Abstract

In developing the concept that chemical plumes have a deep-mantle origin, I propose that plumes result from original chemical inhomogeneities in the Earth. According to the hypothesis of in-homogeneous planetary accretion, the terrestrial planets formed with refractory cores and volatile-rich outer shells, that is, they are layered according to the sequence in which compounds condense from a cooling nebula. The primitive deep mantle is enriched in CaO-Al2O3-TiO2 and the refractory trace elements and depleted in MgO-FeO-SiO2 and the volatile elements relative to normal olivine-pyroxene mantle. The refractory trace elements include W, Ir, Y, Zr, Nb, Ba, Sr, rare-earth elements, and, most important for the present discussion, U and Th. In the deep mantle, this refractory material is less dense than ferromagnesian silicates and will rise until phase changes and loss of the low–melting-temperature fraction permit density equilibration. The low–melting-temperature fraction of this primitive refractory assemblage is anorthite, and a widespread anorthosite event probably occurred early in the history of the Earth. I propose that chemical inhomogeneities still exist and because of their high U and Th abundances provide the heat source for driving upper mantle asthenospheric convection. A conservative estimate indicates that the heat flow above frozen-in plumes is at least twice the normal heat flow at the base of the low-velocity layer. This heat is transmitted efficiently by convection to the base of the lithosphere, providing the “melting spot” required to explain linear island chains in the oceans and igneous traces on continents.

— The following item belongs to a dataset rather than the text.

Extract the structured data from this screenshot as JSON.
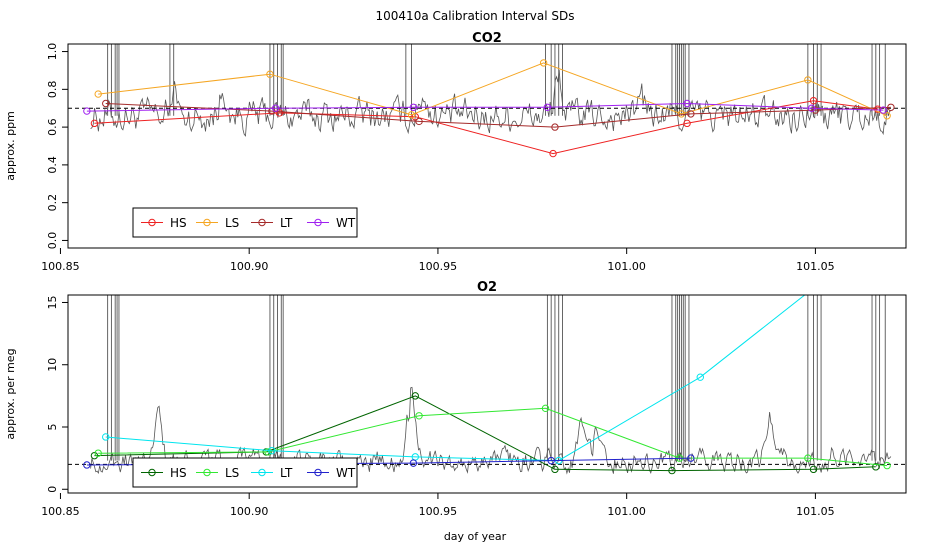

When a continent comes to rest over one of these radioactive hot spots, the temperature at the base of the continental lithosphere is perturbed, causing doming or swelling and eventual fracture and magmatism. It is also possible that kimberlite and carbonatite intrusions are a result of thermal perturbations that result when continental lithosphere overrides a chemical hot spot. The locations of chemical plumes may control the patterns of continental breakup and dispersal even if they are dynamically passive.